On 17 October 2018, during the inaugural Members Week of the Royal Statistical Society (RSS), the RSS Merseyside Local Group hosted an event on Machine Learning. There were around 42 individuals in attendance, just over a third of whom were RSS members. Attendees were from range of institutes including Lancaster University, Liverpool Cancer Trials Unit, HMRC, the Health and Safety Executive, the Government Statistical Service, and a range of departments across the University of Liverpool (including Biostatistics, Mathematics, Chemistry, Eye and Vision and Pharmacology). The event attracted staff, and both post graduate and undergraduate students from the University of Liverpool.

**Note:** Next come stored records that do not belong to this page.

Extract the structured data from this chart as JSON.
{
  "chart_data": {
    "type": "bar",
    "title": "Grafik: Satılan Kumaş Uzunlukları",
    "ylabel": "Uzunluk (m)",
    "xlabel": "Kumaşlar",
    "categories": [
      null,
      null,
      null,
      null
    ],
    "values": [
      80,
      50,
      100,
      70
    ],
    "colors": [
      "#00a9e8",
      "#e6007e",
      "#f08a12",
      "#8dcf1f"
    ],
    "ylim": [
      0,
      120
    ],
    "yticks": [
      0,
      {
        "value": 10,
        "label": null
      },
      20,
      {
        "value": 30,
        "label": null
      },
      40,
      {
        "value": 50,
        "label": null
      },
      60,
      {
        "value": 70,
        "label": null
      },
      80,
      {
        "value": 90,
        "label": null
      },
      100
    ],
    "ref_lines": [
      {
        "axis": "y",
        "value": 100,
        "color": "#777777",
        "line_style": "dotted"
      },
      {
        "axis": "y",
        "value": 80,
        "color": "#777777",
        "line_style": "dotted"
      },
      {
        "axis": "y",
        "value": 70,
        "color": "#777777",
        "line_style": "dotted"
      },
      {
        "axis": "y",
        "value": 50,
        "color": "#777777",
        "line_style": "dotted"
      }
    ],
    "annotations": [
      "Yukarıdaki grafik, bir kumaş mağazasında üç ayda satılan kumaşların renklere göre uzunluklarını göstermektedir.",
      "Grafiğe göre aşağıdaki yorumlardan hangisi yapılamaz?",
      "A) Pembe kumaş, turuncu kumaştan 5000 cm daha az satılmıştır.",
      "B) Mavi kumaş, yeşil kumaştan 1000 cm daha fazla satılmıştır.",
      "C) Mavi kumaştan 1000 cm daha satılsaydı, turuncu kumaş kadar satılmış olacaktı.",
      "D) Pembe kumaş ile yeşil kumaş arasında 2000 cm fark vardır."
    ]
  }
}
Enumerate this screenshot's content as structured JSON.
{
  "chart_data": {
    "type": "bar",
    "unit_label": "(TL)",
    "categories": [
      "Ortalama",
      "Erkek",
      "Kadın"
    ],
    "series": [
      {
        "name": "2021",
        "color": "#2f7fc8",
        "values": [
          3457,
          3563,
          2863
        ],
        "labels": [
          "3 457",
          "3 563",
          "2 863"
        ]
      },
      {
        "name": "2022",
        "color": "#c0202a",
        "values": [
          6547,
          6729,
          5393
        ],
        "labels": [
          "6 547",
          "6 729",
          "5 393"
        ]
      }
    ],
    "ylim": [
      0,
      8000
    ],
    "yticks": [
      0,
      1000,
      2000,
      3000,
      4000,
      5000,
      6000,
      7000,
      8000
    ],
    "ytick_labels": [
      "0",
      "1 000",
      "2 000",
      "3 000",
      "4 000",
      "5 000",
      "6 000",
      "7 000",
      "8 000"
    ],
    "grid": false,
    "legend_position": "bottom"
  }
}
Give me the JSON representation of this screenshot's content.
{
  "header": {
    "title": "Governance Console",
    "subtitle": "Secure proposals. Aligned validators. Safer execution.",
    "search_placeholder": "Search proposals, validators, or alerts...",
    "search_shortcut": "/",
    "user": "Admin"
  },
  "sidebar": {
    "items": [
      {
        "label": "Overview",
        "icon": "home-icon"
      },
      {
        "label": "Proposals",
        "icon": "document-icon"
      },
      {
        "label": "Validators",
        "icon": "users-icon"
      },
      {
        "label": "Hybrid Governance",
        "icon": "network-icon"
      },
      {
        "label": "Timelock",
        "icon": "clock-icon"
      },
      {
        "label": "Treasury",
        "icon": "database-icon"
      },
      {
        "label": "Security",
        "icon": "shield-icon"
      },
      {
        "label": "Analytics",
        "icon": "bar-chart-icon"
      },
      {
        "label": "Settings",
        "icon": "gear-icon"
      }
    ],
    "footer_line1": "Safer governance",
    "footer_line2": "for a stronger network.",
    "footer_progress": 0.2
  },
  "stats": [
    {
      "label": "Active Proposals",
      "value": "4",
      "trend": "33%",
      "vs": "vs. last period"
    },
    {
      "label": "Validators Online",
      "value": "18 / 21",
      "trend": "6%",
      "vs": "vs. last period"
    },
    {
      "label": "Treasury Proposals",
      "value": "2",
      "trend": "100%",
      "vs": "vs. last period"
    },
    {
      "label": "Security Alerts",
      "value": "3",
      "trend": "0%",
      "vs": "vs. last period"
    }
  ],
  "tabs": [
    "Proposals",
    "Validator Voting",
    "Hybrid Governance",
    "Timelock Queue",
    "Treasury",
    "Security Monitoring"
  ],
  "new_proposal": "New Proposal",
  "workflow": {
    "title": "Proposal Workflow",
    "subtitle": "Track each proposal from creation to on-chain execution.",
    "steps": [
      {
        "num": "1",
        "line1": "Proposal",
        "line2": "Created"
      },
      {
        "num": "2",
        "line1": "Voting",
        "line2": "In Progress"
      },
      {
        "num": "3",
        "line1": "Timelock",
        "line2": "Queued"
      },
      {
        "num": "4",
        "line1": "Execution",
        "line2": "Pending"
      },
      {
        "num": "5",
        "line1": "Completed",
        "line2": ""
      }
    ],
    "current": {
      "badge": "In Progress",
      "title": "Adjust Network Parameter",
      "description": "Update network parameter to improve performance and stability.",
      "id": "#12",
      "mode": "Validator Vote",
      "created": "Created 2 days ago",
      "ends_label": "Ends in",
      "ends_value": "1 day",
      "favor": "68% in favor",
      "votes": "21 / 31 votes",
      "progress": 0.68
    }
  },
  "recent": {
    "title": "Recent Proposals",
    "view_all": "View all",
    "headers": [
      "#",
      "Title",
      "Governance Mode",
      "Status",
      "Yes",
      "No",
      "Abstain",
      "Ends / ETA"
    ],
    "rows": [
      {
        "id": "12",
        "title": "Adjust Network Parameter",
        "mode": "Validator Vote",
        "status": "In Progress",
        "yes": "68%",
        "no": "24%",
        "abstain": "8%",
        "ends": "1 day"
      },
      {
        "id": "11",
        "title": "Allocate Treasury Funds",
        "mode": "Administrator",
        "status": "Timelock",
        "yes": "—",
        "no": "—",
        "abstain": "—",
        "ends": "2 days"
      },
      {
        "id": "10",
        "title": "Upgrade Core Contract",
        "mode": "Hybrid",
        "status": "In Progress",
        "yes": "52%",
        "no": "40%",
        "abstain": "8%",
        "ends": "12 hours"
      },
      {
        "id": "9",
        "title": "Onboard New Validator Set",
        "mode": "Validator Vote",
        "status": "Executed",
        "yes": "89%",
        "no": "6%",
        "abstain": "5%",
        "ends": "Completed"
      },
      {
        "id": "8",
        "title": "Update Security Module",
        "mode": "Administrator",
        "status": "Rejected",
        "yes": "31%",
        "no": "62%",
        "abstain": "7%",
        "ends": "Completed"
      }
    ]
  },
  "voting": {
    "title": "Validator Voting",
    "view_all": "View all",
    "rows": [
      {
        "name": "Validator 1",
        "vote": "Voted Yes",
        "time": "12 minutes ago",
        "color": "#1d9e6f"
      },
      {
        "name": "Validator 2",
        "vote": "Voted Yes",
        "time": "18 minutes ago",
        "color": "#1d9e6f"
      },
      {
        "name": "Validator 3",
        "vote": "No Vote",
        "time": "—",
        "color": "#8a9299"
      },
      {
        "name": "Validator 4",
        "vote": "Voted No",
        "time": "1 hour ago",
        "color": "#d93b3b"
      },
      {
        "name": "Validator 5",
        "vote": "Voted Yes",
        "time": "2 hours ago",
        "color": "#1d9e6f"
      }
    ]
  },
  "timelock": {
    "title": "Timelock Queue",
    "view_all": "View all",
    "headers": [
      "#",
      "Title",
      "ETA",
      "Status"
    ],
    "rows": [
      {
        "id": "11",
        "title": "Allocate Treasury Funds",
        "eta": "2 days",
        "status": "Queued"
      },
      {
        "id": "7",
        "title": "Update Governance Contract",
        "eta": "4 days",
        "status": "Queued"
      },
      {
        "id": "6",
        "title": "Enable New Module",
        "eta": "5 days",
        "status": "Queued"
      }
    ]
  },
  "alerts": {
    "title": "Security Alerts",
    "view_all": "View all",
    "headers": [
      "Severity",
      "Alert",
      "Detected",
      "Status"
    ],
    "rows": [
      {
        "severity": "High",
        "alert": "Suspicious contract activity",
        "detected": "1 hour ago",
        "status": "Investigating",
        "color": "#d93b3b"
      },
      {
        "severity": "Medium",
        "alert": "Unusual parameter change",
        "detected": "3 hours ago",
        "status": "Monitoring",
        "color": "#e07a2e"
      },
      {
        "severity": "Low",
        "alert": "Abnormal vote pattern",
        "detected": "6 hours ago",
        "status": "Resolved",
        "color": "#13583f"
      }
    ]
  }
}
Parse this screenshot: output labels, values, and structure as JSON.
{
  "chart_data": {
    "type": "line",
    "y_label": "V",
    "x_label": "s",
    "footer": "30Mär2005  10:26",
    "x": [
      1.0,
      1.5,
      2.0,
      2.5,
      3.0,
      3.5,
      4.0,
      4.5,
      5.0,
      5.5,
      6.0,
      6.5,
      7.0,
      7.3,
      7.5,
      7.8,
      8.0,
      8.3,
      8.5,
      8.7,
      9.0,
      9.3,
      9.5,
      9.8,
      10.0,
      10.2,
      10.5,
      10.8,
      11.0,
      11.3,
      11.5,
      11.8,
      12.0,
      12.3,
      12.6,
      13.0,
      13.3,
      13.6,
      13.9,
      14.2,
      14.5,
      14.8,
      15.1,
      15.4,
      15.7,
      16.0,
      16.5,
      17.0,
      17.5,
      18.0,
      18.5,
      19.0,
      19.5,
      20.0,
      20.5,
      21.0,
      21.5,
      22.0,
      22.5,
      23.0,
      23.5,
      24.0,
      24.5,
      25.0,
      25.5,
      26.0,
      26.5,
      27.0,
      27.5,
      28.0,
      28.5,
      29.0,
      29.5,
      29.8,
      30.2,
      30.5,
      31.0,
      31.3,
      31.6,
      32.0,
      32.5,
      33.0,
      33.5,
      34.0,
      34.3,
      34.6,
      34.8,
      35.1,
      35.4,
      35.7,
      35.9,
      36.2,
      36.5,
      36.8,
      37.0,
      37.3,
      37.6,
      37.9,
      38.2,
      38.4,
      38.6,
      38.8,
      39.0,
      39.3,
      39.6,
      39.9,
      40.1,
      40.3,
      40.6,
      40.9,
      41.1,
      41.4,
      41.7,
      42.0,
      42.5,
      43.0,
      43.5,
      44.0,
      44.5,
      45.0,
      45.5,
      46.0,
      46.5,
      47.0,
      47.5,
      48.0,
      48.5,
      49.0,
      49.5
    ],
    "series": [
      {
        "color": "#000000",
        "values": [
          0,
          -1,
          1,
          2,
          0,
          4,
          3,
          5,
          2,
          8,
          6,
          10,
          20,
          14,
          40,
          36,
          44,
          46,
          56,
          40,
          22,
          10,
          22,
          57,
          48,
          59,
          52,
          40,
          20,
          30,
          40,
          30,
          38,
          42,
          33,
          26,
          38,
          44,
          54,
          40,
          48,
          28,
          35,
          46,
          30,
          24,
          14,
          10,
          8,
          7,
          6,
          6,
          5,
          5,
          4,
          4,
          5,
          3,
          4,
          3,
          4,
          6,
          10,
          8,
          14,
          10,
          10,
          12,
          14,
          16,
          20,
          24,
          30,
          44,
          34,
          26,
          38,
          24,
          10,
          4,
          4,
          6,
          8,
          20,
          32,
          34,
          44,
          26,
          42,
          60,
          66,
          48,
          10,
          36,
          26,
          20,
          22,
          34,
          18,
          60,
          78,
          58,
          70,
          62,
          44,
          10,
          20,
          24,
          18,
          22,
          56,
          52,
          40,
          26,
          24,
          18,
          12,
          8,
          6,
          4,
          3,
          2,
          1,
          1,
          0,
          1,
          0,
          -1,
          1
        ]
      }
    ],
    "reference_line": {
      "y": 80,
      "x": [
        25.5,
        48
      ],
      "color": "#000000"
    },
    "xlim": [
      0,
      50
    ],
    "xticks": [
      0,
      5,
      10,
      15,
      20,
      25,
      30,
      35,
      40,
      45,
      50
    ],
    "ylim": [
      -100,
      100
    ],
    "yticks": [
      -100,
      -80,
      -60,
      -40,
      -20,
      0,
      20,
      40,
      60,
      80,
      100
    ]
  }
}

The event started with a presentation from Professor Chris Williams of the University of Edinburgh. He began by defining machine learning as the problem of building computer systems that adapt and learn from experience. The roots of machine learning stem from artificial intelligence, neural networks, statistics, statistical pattern recognition and adaptive control theory. Examples of applications of machine learning include categorising documents using the 'bag of words' approach, handwriting recognition for cheques and handwritten envelopes, and robot inverse dynamics (which is calculating torques to help robots move correctly). Other areas defined and discussed included clustering (the discovery of new classes of infrastructures), principal component analysis (such as animating faces), unsupervised learning, and quick medical reference graphical models (which provide inference for diseases given symptoms observed in GP surgeries).
Chris went on to discuss the overlap between statistics and machine learning. He defined statistics as focusing on data in terms of models and their interpretability, and testing of hypotheses, whilst machine learning focuses on predictions and analysis of learning algorithms. The talk then concluded with an in depth description on a project involving recognising a 3D scene such as coffee cups standing on a table from a 2D image. Variables including illumination, location of the observer, and types of objects involved were discussed. The deep learning methods and neural network architectures used to analyse such problems were discussed.
The second presentation was given by Juhi Gupta, a PhD student at the University of Liverpool. The talk involved applying machine learning techniques to preterm birth data. The main aim of the project was to identify biomarkers to predict preterm birth. A random forest was used to analyse transcriptomics data, specifically gene expression levels at 16 and 20 weeks gestation. The data suggested that levels of selenium might be linked to pre-term birth. This was reinforced by performing hierarchical clustering of patient expression profiles derived from the selenium pathway, which produced clear clustering of preterm versus term birth groups. Future planned work is to complete omics data collections for a validation cohort, a planned prediction modelling of integrated multi-omics data, and a pathway analysis of integrated data.
The final speaker was Professor Simon Maskell who gave an overview of the Big Hypothesis project at Liverpool. The presentation began with a definition of Bayesian inference as a tool that allows you to make inferences and support decision making. Applications include detecting flu strains by monitoring GPs, port security, satellites crashing into debris, drug safety, and particle physics. Overall, models are needed that relate existing knowledge to the data, but often non-standard integrals are required – and a tool is needed to calculate this. Traditional Monte Carlo Markov Chain (MCMC) uses single computer sampling, and so in general the method cannot be parallelised and so made faster. A tool is needed to make MCMC faster in general. One option is sequential Monte Carlo (SMC) Sampling, which shows promise to provide a faster option than MCMC that can be parallelised across computer cores. The Big Hypothesis project will integrate the SMC sampler in Stan, with the hope of speeding up models fits that would have taken six months to fit within three minutes.
The next RSS Merseyside Local Group meeting, 'The Hidden Statistician' took place on the 11 December, showcasing the use of statistics in 'unexpected' places.